For Lee it was a night of anxiety. He had saved his trains and perhaps delayed a showdown by holding McClellan east of the mountain, but he had done this at a cost of nearly 3000 of his hard-core veterans. What was more, he knew he could do it no longer: Hill and Longstreet both reported that the gap could not be held past daylight, and defeat here on the mountain would mean annihilation. The only thing to do, Lee saw, was to adopt the plan Old Pete had favored so argumentatively the night before. Gone were his hopes for an invasion of Pennsylvania, the destruction of the Susquehanna bridge, the descent on Philadelphia, Baltimore, or the Union capital. Gone too was his hope of relieving Maryland of what he called her foreign yoke. Outnumbered worse than four to one, this half of the army—which in fact was barely more than a third: fourteen brigades out of the total forty—would have to retreat across the Potomac, and the other half would have to abandon its delayed convergence on Harpers Ferry. For Jackson and Walker this would not be difficult, but McLaws was already in the gravest danger. Soon after nightfall Lee sent him a message admitting defeat: “The day has gone against us and this army will go by Sharpsburg and cross the river. It is necessary for you to abandon your position tonight.” McLaws of course would not be able to do this over the Ferry bridge, which was held by the Federal garrison; he would have to cross the Potomac farther upstream. Lee urged him, however, to do this somewhere short of Shepherdstown, which was just in rear of Sharpsburg. He wanted that ford clear for his own command, which would be retreating with McClellan’s victorious army hard on its heels.

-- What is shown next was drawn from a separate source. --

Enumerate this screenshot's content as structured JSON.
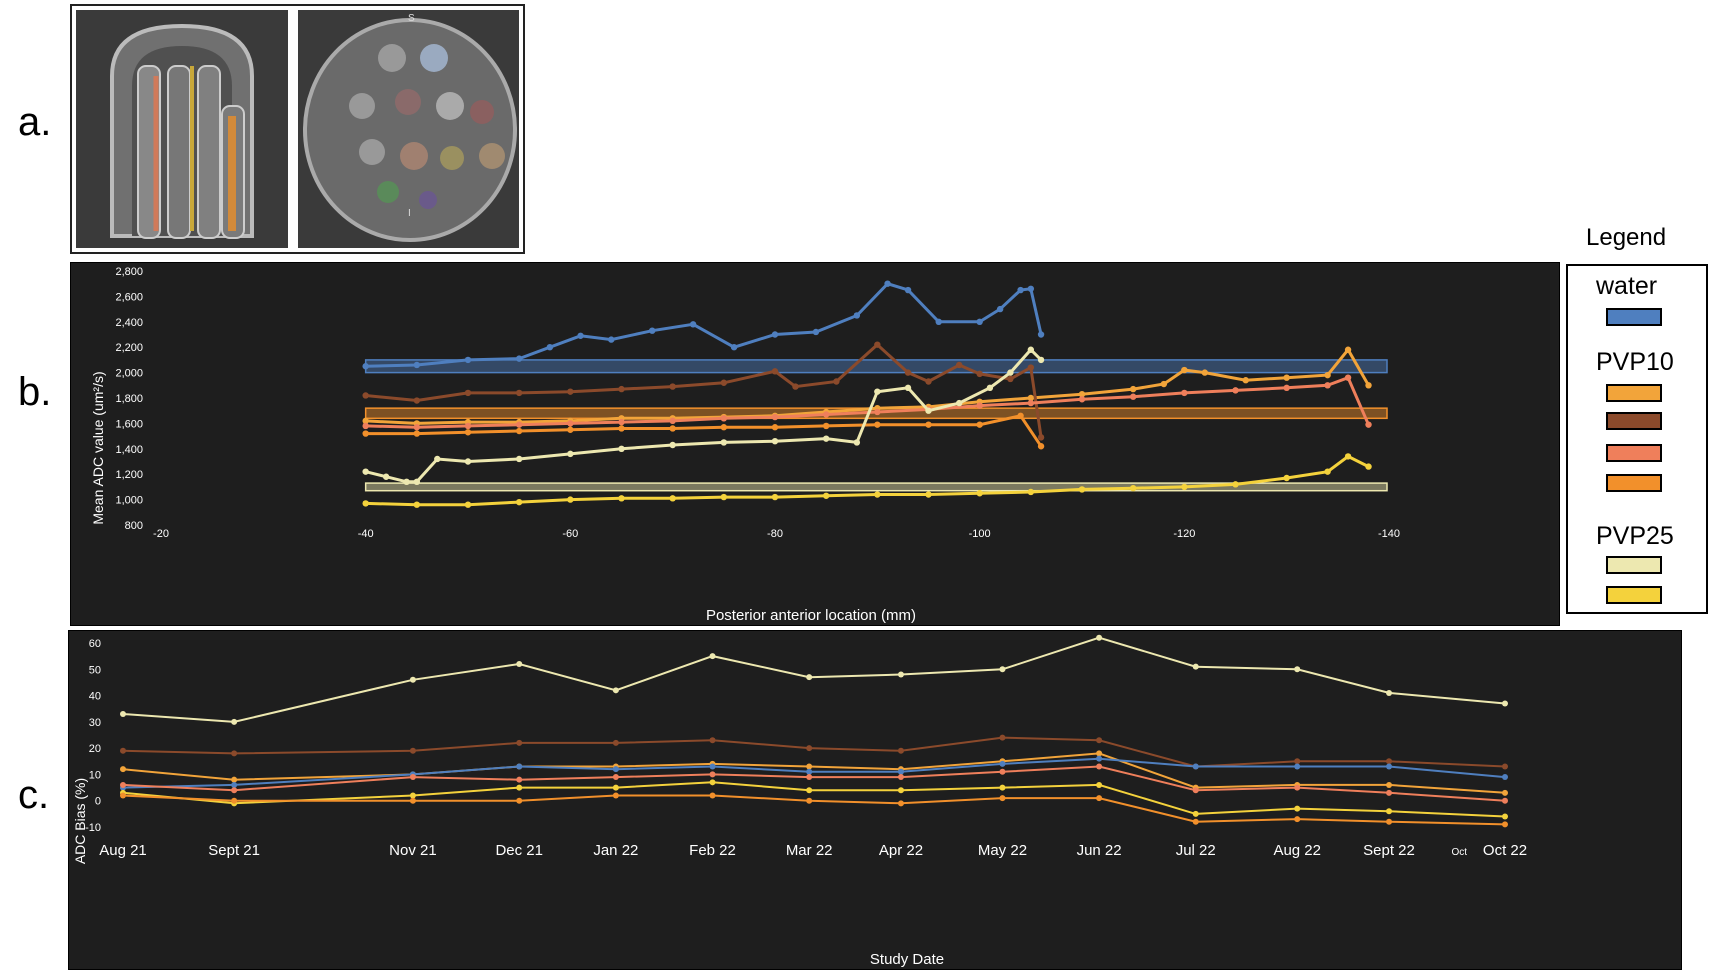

The evacuation began with Hill, followed by Longstreet; the cavalry brought up the rear. Obliged to abandon his dead and many of his wounded there on the mountain where they had fallen, Lee did not announce that he intended to withdraw across the Potomac, nor did he tell the others that he had instructed McLaws to abandon Maryland Heights. But news that arrived while the retreat was just getting under way confirmed the wisdom, indeed the necessity, of his decision. Cramp-ton’s Gap, six miles south, had been lost by the troopers sent to defend it: which not only meant that the Federals were pouring through, directly in rear of McLaws, but also that they were closer to Sharpsburg than Hill and Longstreet were. Unable to count any longer on McClellan’s accustomed caution and hesitation, Lee saw that the march would have to be hard and fast, encumbered though he was with all his trains, if he was to get there first. Whereupon, with the situation thus at its worst and his army in graver danger of piecemeal annihilation than ever, Lee displayed for the first time a side to his nature that would become more evident down the years. He was not only no less audacious in retreat than in advance, but he was also considerably more pugnacious, like an old gray wolf wanting nothing more than half a chance to turn on whoever or whatever tried to crowd him as he fell back. And presently he got it.